SRT (SubRip Subtitle)
=====================
The ``rustling.srt`` module provides tools for parsing
`SubRip <https://en.wikipedia.org/wiki/SubRip>`_ subtitle (``.srt``) files.
An ``.srt`` file is a plain-text format where each subtitle block has a
sequence number, a time range, and one or more lines of text:
.. code-block:: text
1
00:02:16,612 --> 00:02:19,376
Senator, we're making
our final approach into Coruscant.
2
00:02:19,482 --> 00:02:21,609
Very good, Lieutenant.
Loading Data
------------
:func:`~rustling.read_srt`
^^^^^^^^^^^^^^^^^^^^^^^^^^
The quickest way to load SRT data is with :func:`~rustling.read_srt`.
It accepts a file path, directory, ZIP archive, git URL, or HTTP URL
and figures out the right loading strategy automatically:
.. code-block:: python
import rustling
# From a local .srt file
srt = rustling.read_srt("path/to/movie.srt")
# From a directory (recursively finds all .srt files)
srt = rustling.read_srt("path/to/subtitles/")
# From a ZIP archive
srt = rustling.read_srt("path/to/subtitles.zip")
# From a git repository
srt = rustling.read_srt("https://github.com/user/corpus.git")
# From a URL (ZIP files are automatically detected and extracted)
srt = rustling.read_srt("https://example.com/subtitles.zip")
Using the class methods directly
^^^^^^^^^^^^^^^^^^^^^^^^^^^^^^^^
If you need finer control — for example, to pass specific files,
filter by regex, change the file extension, control caching, or parse
in-memory strings — use the :py:class:`~rustling.srt.SRT` class methods directly:
.. code-block:: python
from rustling.srt import SRT
From specific files:
.. code-block:: python
srt = SRT.from_files(["path/to/file1.srt", "path/to/file2.srt"])
From a directory with a regex filter:
.. code-block:: python
srt = SRT.from_dir("path/to/subtitles/", match=r"episode_01")

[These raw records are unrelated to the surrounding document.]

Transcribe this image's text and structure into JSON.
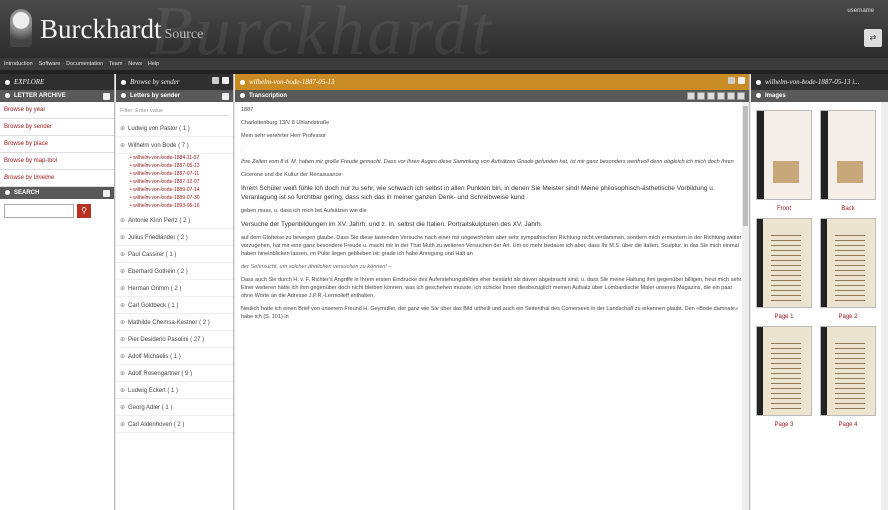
{
  "header": {
    "app_name": "Burckhardt",
    "app_suffix": "Source",
    "signature": "Burckhardt",
    "user": "username",
    "user_button": "⇄"
  },
  "topnav": [
    "Introduction",
    "Software",
    "Documentation",
    "Team",
    "News",
    "Help"
  ],
  "explore": {
    "title": "EXPLORE",
    "archive_title": "LETTER ARCHIVE",
    "items": [
      "Browse by year",
      "Browse by sender",
      "Browse by place",
      "Browse by map-tool",
      "Browse by timeline"
    ],
    "search_title": "SEARCH",
    "search_icon": "search-icon"
  },
  "sender_panel": {
    "title": "Browse by sender",
    "subheader": "Letters by sender",
    "filter_placeholder": "Filter: Enter value",
    "senders_top": [
      {
        "name": "Ludwig von Pastor",
        "count": "( 1 )"
      },
      {
        "name": "Wilhelm von Bode",
        "count": "( 7 )"
      }
    ],
    "letters": [
      "wilhelm-von-bode-1884-11-07",
      "wilhelm-von-bode-1887-05-13",
      "wilhelm-von-bode-1887-07-11",
      "wilhelm-von-bode-1887-12-07",
      "wilhelm-von-bode-1889-07-14",
      "wilhelm-von-bode-1889-07-30",
      "wilhelm-von-bode-1893-05-16"
    ],
    "senders_rest": [
      {
        "name": "Antonie Kinn Pertz",
        "count": "( 2 )"
      },
      {
        "name": "Julius Friedländer",
        "count": "( 2 )"
      },
      {
        "name": "Paul Cassirer",
        "count": "( 1 )"
      },
      {
        "name": "Eberhard Gothein",
        "count": "( 2 )"
      },
      {
        "name": "Herman Grimm",
        "count": "( 2 )"
      },
      {
        "name": "Carl Goldbeck",
        "count": "( 1 )"
      },
      {
        "name": "Mathilde Chemsa-Kestner",
        "count": "( 2 )"
      },
      {
        "name": "Pier Desiderio Pasolini",
        "count": "( 27 )"
      },
      {
        "name": "Adolf Michaelis",
        "count": "( 1 )"
      },
      {
        "name": "Adolf Rosengartner",
        "count": "( 9 )"
      },
      {
        "name": "Ludwig Eckert",
        "count": "( 1 )"
      },
      {
        "name": "Georg Adler",
        "count": "( 1 )"
      },
      {
        "name": "Carl Aldenhoven",
        "count": "( 2 )"
      }
    ]
  },
  "transcription_panel": {
    "title": "wilhelm-von-bode-1887-05-13",
    "subheader": "Transcription",
    "lines": [
      {
        "style": "normal",
        "text": "1887"
      },
      {
        "style": "normal",
        "text": "Charlottenburg 13/V 8 Uhlandstraße"
      },
      {
        "style": "normal",
        "text": "Mein sehr verehrter Herr Professor"
      },
      {
        "style": "normal",
        "text": "."
      },
      {
        "style": "em",
        "text": "Ihre Zeilen vom 8 d. M. haben mir große Freude gemacht. Dass vor Ihren Augen diese Sammlung von Aufsätzen Gnade gefunden hat, ist mir ganz besonders werthvoll denn obgleich ich mich doch Ihren"
      },
      {
        "style": "normal",
        "text": "Cicerone und die Kultur der Renaissance"
      },
      {
        "style": "big",
        "text": "Ihrem Schüler weiß fühle ich doch nur zu sehr, wie schwach ich selbst in allen Punkten bin, in denen Sie Meister sind! Meine philosophisch-ästhetische Vorbildung u. Veranlagung ist so furchtbar gering, dass sich das in meiner ganzen Denk- und Schreibweise kund"
      },
      {
        "style": "normal",
        "text": "geben muss, u. dass ich mich bei Aufsätzen wie die"
      },
      {
        "style": "big",
        "text": "Versuche der Typenbildungen im XV. Jahrh. und z. In. selbst die Italien. Portraitskulpturen des XV. Jahrh."
      },
      {
        "style": "normal",
        "text": "auf dem Glatteise zu bewegen glaube. Dass Sie diese tastenden Versuche nach einer mir ungewohnten aber sehr sympathischen Richtung nicht verdammen, sondern mich ermuntern in der Richtung weiter vorzugehen, hat mir eine ganz besondere Freude u. macht mir in der That Muth zu weiteren Versuchen der Art. Um so mehr bedaure ich aber, dass Ihr M.S. über die italien. Sculptur, in das Sie mich einmal haben hineinblicken lassen, im Pulte liegen geblieben ist; grade ich habe Anregung und Halt an"
      },
      {
        "style": "note",
        "text": "der Sehnsucht, um solcher ähnlichen versuchen zu können! –"
      },
      {
        "style": "normal",
        "text": "Dass auch Sie durch H. v. F. Richter's Angriffe in Ihrem ersten Eindrucke des Auferstehungsbildes eher bestärkt als davon abgebracht sind, u. dass Sie meine Haltung ihm gegenüber billigen, freut mich sehr. Einer weiteren hätte ich ihm gegenüber doch nicht bleiben können, was ich geschehen musste; ich schicke Ihnen diesbezüglich meinen Aufsatz über Lombardische Maler unseres Magazins, die ein paar ohne Worte an die Adresse J.P.R.-Lermolieff enthalten."
      },
      {
        "style": "normal",
        "text": "Neulich hatte ich einen Brief von unserem Freund H. Geymüller, der ganz wie Sie über das Bild urtheilt und auch ein Seitenthal des Comersees in der Landschaft zu erkennen glaubt. Den «Bode damnate» habe ich (S. 101) in"
      }
    ]
  },
  "images_panel": {
    "title": "wilhelm-von-bode-1887-05-13 i...",
    "subheader": "Images",
    "thumbs": [
      {
        "caption": "Front",
        "kind": "envelope"
      },
      {
        "caption": "Back",
        "kind": "envelope"
      },
      {
        "caption": "Page 1",
        "kind": "page"
      },
      {
        "caption": "Page 2",
        "kind": "page"
      },
      {
        "caption": "Page 3",
        "kind": "page"
      },
      {
        "caption": "Page 4",
        "kind": "page"
      }
    ]
  }
}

The ``extension`` parameter controls which file extension to look for (default: ``".srt"``).
From a ZIP archive:
.. code-block:: python
srt = SRT.from_zip("path/to/subtitles.zip")
From a git repository:
.. code-block:: python
srt = SRT.from_git("https://github.com/user/corpus.git")
From a URL (ZIP files are automatically detected and extracted):
.. code-block:: python
srt = SRT.from_url("https://example.com/subtitles.zip")
From in-memory strings:
.. code-block:: python
srt = SRT.from_strs([srt_string_1, srt_string_2])
Parallel processing
^^^^^^^^^^^^^^^^^^^
All loading methods accept a ``parallel`` parameter (default: ``True``)
to enable parallel parsing of multiple files.
Accessing Subtitle Data
-----------------------
Call :py:meth:`~rustling.srt.SRT.utterances` to get a flat list of all
subtitle blocks across all files:
.. code-block:: python
import rustling
srt = rustling.read_srt("movie.srt")
for utterance in srt.utterances():
print(utterance.index, utterance.time_marks, utterance.line)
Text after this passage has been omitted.